Ponto prévio: o colonialismo foi um processo de brutalidade sobre os nativos. Sobre isso, eu e Bruno Huberman estamos de acordo. Como dizia Churchill, “a história da raça humana é a guerra”. E acrescentava: “Exceto por breves e precários intervalos, nunca houve paz no mundo; e antes do início da história, a luta assassina era universal e incessante”.

Só me afasto de Huberman na forma seletiva como ele aplica a sua grelha de análise.

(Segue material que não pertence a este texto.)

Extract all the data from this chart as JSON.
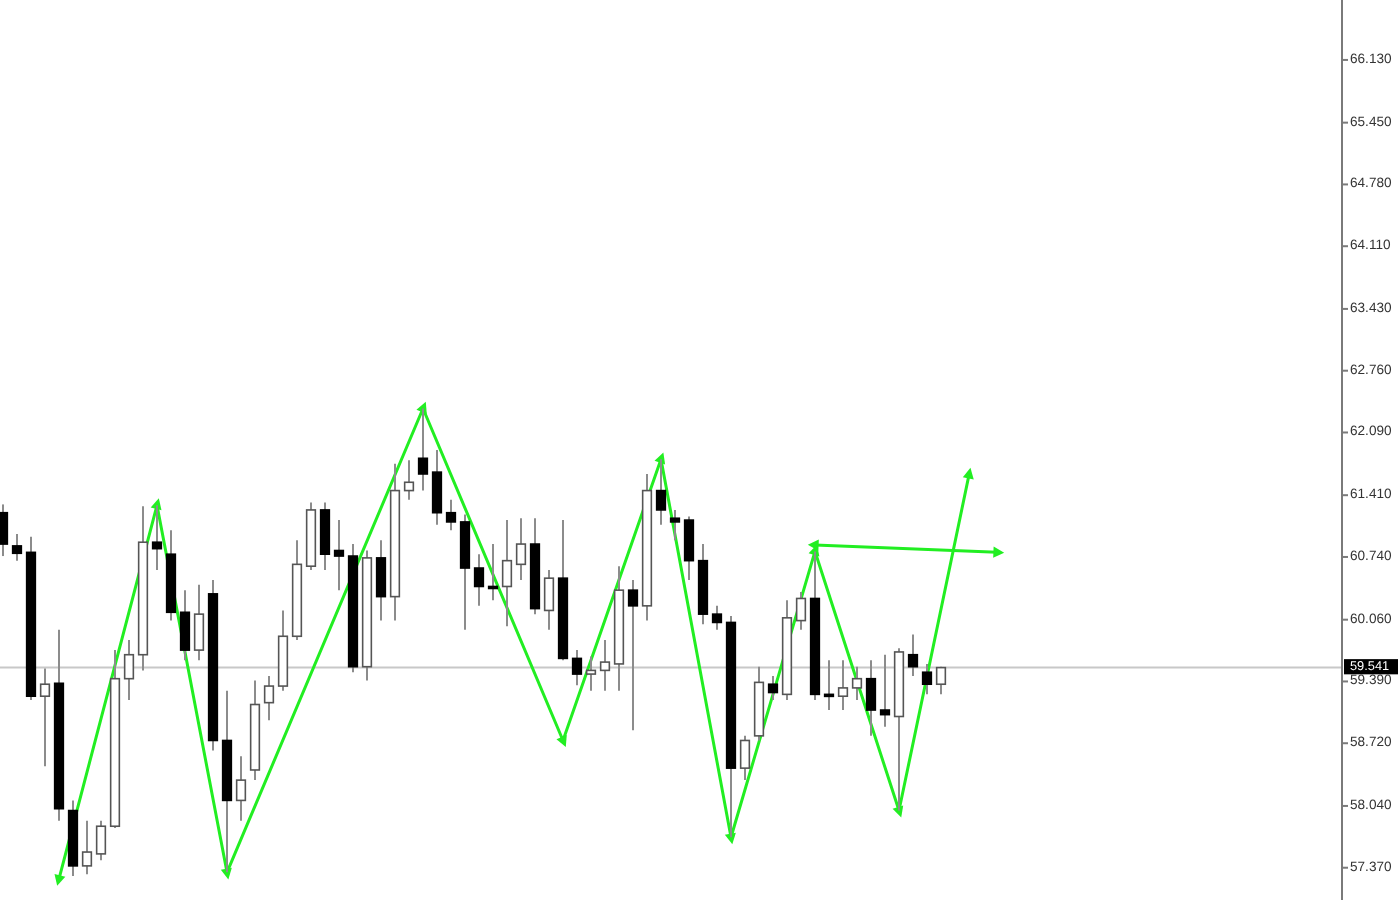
{
  "chart_data": {
    "type": "candlestick",
    "categories": [
      null,
      null,
      null,
      null,
      null,
      null,
      null,
      null,
      null,
      null,
      null,
      null,
      null,
      null,
      null,
      null,
      null,
      null,
      null,
      null,
      null,
      null,
      null,
      null,
      null,
      null,
      null,
      null,
      null,
      null,
      null,
      null,
      null,
      null,
      null,
      null,
      null,
      null,
      null,
      null,
      null,
      null,
      null,
      null,
      null,
      null,
      null,
      null,
      null,
      null,
      null,
      null,
      null,
      null,
      null,
      null,
      null,
      null,
      null,
      null,
      null,
      null,
      null,
      null,
      null,
      null,
      null,
      null,
      null,
      null,
      null,
      null,
      null,
      null,
      null,
      null,
      null,
      null,
      null,
      null,
      null,
      null,
      null,
      null,
      null,
      null,
      null,
      null,
      null,
      null,
      null,
      null,
      null,
      null,
      null,
      null
    ],
    "ohlc": [
      [
        61.22,
        61.31,
        60.75,
        60.88
      ],
      [
        60.86,
        60.99,
        60.7,
        60.78
      ],
      [
        60.79,
        60.96,
        59.19,
        59.23
      ],
      [
        59.23,
        59.53,
        58.47,
        59.36
      ],
      [
        59.37,
        59.95,
        57.88,
        58.01
      ],
      [
        57.99,
        58.1,
        57.28,
        57.39
      ],
      [
        57.39,
        57.88,
        57.3,
        57.54
      ],
      [
        57.52,
        57.88,
        57.45,
        57.82
      ],
      [
        57.82,
        59.73,
        57.8,
        59.42
      ],
      [
        59.42,
        59.84,
        59.19,
        59.68
      ],
      [
        59.68,
        61.29,
        59.51,
        60.9
      ],
      [
        60.9,
        61.3,
        60.6,
        60.83
      ],
      [
        60.77,
        61.03,
        60.05,
        60.14
      ],
      [
        60.14,
        60.38,
        59.62,
        59.73
      ],
      [
        59.73,
        60.44,
        59.62,
        60.12
      ],
      [
        60.34,
        60.49,
        58.64,
        58.75
      ],
      [
        58.75,
        59.29,
        57.32,
        58.1
      ],
      [
        58.1,
        58.58,
        57.88,
        58.32
      ],
      [
        58.43,
        59.4,
        58.32,
        59.14
      ],
      [
        59.16,
        59.45,
        58.97,
        59.34
      ],
      [
        59.34,
        60.16,
        59.29,
        59.88
      ],
      [
        59.88,
        60.92,
        59.84,
        60.66
      ],
      [
        60.64,
        61.33,
        60.6,
        61.25
      ],
      [
        61.25,
        61.33,
        60.6,
        60.77
      ],
      [
        60.81,
        61.14,
        60.38,
        60.75
      ],
      [
        60.75,
        60.88,
        59.49,
        59.55
      ],
      [
        59.55,
        60.81,
        59.4,
        60.73
      ],
      [
        60.73,
        60.92,
        60.05,
        60.31
      ],
      [
        60.31,
        61.75,
        60.05,
        61.46
      ],
      [
        61.46,
        61.79,
        61.36,
        61.55
      ],
      [
        61.81,
        62.35,
        61.46,
        61.64
      ],
      [
        61.66,
        61.9,
        61.09,
        61.22
      ],
      [
        61.22,
        61.36,
        61.03,
        61.12
      ],
      [
        61.12,
        61.2,
        59.95,
        60.62
      ],
      [
        60.62,
        60.77,
        60.21,
        60.42
      ],
      [
        60.42,
        60.88,
        60.27,
        60.4
      ],
      [
        60.42,
        61.14,
        59.99,
        60.7
      ],
      [
        60.66,
        61.16,
        60.49,
        60.88
      ],
      [
        60.88,
        61.16,
        60.12,
        60.18
      ],
      [
        60.16,
        60.6,
        59.95,
        60.51
      ],
      [
        60.51,
        61.14,
        59.62,
        59.64
      ],
      [
        59.64,
        59.73,
        59.35,
        59.47
      ],
      [
        59.47,
        59.66,
        59.29,
        59.51
      ],
      [
        59.51,
        59.84,
        59.29,
        59.6
      ],
      [
        59.58,
        60.64,
        59.29,
        60.38
      ],
      [
        60.38,
        60.49,
        58.86,
        60.21
      ],
      [
        60.21,
        61.64,
        60.05,
        61.46
      ],
      [
        61.46,
        61.8,
        61.09,
        61.25
      ],
      [
        61.16,
        61.25,
        60.92,
        61.12
      ],
      [
        61.14,
        61.18,
        60.49,
        60.7
      ],
      [
        60.7,
        60.88,
        60.01,
        60.12
      ],
      [
        60.12,
        60.21,
        59.95,
        60.03
      ],
      [
        60.03,
        60.1,
        57.7,
        58.45
      ],
      [
        58.45,
        58.8,
        58.32,
        58.75
      ],
      [
        58.8,
        59.55,
        58.75,
        59.38
      ],
      [
        59.36,
        59.45,
        59.19,
        59.27
      ],
      [
        59.25,
        60.27,
        59.19,
        60.08
      ],
      [
        60.05,
        60.36,
        59.95,
        60.29
      ],
      [
        60.29,
        60.8,
        59.19,
        59.25
      ],
      [
        59.25,
        59.62,
        59.08,
        59.23
      ],
      [
        59.23,
        59.62,
        59.08,
        59.32
      ],
      [
        59.32,
        59.55,
        59.19,
        59.42
      ],
      [
        59.42,
        59.62,
        58.8,
        59.08
      ],
      [
        59.08,
        59.68,
        58.9,
        59.03
      ],
      [
        59.01,
        59.75,
        57.99,
        59.71
      ],
      [
        59.68,
        59.9,
        59.45,
        59.55
      ],
      [
        59.49,
        59.58,
        59.25,
        59.36
      ],
      [
        59.36,
        59.55,
        59.25,
        59.54
      ],
      null,
      null,
      null,
      null,
      null,
      null,
      null,
      null,
      null,
      null,
      null,
      null,
      null,
      null,
      null,
      null,
      null,
      null,
      null,
      null,
      null,
      null,
      null,
      null,
      null,
      null,
      null,
      null
    ],
    "series": [
      {
        "type": "line",
        "color": "#22ee22",
        "marker": "triangle",
        "values": [
          null,
          null,
          null,
          null,
          57.25,
          null,
          null,
          null,
          null,
          null,
          null,
          61.3,
          null,
          null,
          null,
          null,
          57.32,
          null,
          null,
          null,
          null,
          null,
          null,
          null,
          null,
          null,
          null,
          null,
          null,
          null,
          62.35,
          null,
          null,
          null,
          null,
          null,
          null,
          null,
          null,
          null,
          58.75,
          null,
          null,
          null,
          null,
          null,
          null,
          61.8,
          null,
          null,
          null,
          null,
          57.7,
          null,
          null,
          null,
          null,
          null,
          60.8,
          null,
          null,
          null,
          null,
          null,
          57.99,
          null,
          null,
          null,
          null,
          61.63,
          null,
          null,
          null,
          null,
          null,
          null,
          null,
          null,
          null,
          null,
          null,
          null,
          null,
          null,
          null,
          null,
          null,
          null,
          null,
          null,
          null,
          null,
          null,
          null,
          null,
          null
        ]
      },
      {
        "type": "line",
        "color": "#22ee22",
        "marker": "triangle",
        "values": [
          null,
          null,
          null,
          null,
          null,
          null,
          null,
          null,
          null,
          null,
          null,
          null,
          null,
          null,
          null,
          null,
          null,
          null,
          null,
          null,
          null,
          null,
          null,
          null,
          null,
          null,
          null,
          null,
          null,
          null,
          null,
          null,
          null,
          null,
          null,
          null,
          null,
          null,
          null,
          null,
          null,
          null,
          null,
          null,
          null,
          null,
          null,
          null,
          null,
          null,
          null,
          null,
          null,
          null,
          null,
          null,
          null,
          null,
          60.87,
          null,
          null,
          null,
          null,
          null,
          null,
          null,
          null,
          null,
          null,
          null,
          null,
          60.79,
          null,
          null,
          null,
          null,
          null,
          null,
          null,
          null,
          null,
          null,
          null,
          null,
          null,
          null,
          null,
          null,
          null,
          null,
          null,
          null,
          null,
          null,
          null,
          null
        ]
      }
    ],
    "ref_lines": [
      {
        "axis": "y",
        "value": 59.541,
        "label": "59.541",
        "color": "#c8c8c8"
      }
    ],
    "ylim": [
      57.02,
      66.78
    ],
    "yticks": [
      {
        "value": 57.37,
        "label": "57.370"
      },
      {
        "value": 58.04,
        "label": "58.040"
      },
      {
        "value": 58.72,
        "label": "58.720"
      },
      {
        "value": 59.39,
        "label": "59.390"
      },
      {
        "value": 60.06,
        "label": "60.060"
      },
      {
        "value": 60.74,
        "label": "60.740"
      },
      {
        "value": 61.41,
        "label": "61.410"
      },
      {
        "value": 62.09,
        "label": "62.090"
      },
      {
        "value": 62.76,
        "label": "62.760"
      },
      {
        "value": 63.43,
        "label": "63.430"
      },
      {
        "value": 64.11,
        "label": "64.110"
      },
      {
        "value": 64.78,
        "label": "64.780"
      },
      {
        "value": 65.45,
        "label": "65.450"
      },
      {
        "value": 66.13,
        "label": "66.130"
      }
    ],
    "tick_labels": "y"
  }
}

O colonialismo, ao contrário do que afirma Huberman, não é um exclusivo da modernidade e do homem europeu branco.

Partindo do pressuposto de que é possível apagar a história que não nos interessa (a história de egípcios, assírios, persas, romanos, árabes, zulus, astecas, incas etc.), o período moderno e contemporâneo também abarca o colonialismo brutal de russos, turcos ou chineses.

A tese de que o único colonialismo que importa foi produto de europeus brancos é arbitrária e ignara.

O mesmo problema com o conceito de indígena usado pelo colonialismo de assentamento. Afirma Bruno Huberman que indígenas são os que “ocupavam um território reivindicado pelos colonizadores”. É uma verdade, mas uma meia verdade.

Em nome do rigor histórico, seria preciso explicar por que motivo essa definição não se aplica aos povos conquistados por astecas, mapuches ou iroqueses.

Sem falar, claro, dos tibetanos ou dos uigures (esmagados pelos chineses), dos armênios (dizimados pelos turcos) ou até dos ucranianos (submetidos à pata russa no Donbass).

A espada não dói menos quando é manejada por um conquistador não europeu. Se pudéssemos escutar os cadáveres, tenho a certeza de que o terror seria universal.

Meu problema com o colonialismo por assentamento não está no fato de eu ter uma visão mais otimista sobre a história (ou sobre a história do colonialismo). Ironicamente, está no fato de eu ter uma visão ainda mais pessimista sobre a natureza humana, não excluindo ninguém dessa loja de horrores.

Por último, Bruno Huberman afirma que o colonialismo por assentamento não é necessariamente antissemita. Fato: pode ser apenas desconhecimento histórico. Mas as consequências da teoria, essas, podem ser antissemitas.

O desconhecimento histórico está na comparação de duas realidades distintas: se os colonizadores europeus encararam as Américas como “terra nullius” (terra que não pertencia a ninguém, pronta para ser colonizada), os sionistas do século 19 sabiam que a Palestina era parte do Império Otomano.

Viver, trabalhar ou comprar terra na Palestina implicava autorização das autoridades locais –e, depois da Primeira Guerra Mundial, concordância da potência administrante (o Reino Unido, que acabou por limitar severamente a emigração judaica em 1939).

De resto, e como lembra Adam Kirsch, nos primeiros 75 anos da chegada dos puritanos a Massachusetts, os indígenas passaram de 140 mil para 10 mil. Na Palestina, e desde a fundação do estado de Israel, a população árabe mais do que quintuplicou (de 1,3 milhões para 7,5 milhões).

Aliás, conclui Kirsch, é exatamente por isso que o conflito continua: porque os palestinos não são índios, como protestava Yasser Arafat, com razão. Não consta que exista um conflito igual na Nova Inglaterra.

Como é evidente, a aplicação tosca do colonialismo por assentamento ao caso israelense-palestino só pode ter como resultado a exortação de uma Palestina “livre”, do rio Jordão ao mar Mediterrâneo. E “livre” de quê?

De “colonos”, ou seja, de judeus. Se isso não é antissemitismo, não sei o que é.

Infelizmente, essa rejeição não é um exclusivo do Hamas e seus simpatizantes. Do lado israelense, cresce uma rejeição igual contra a criação de um Estado palestino e a devolução dos territórios (realmente) ocupados.

Mais um exemplo de que o colonialismo, quando nasce, pode ser para todos.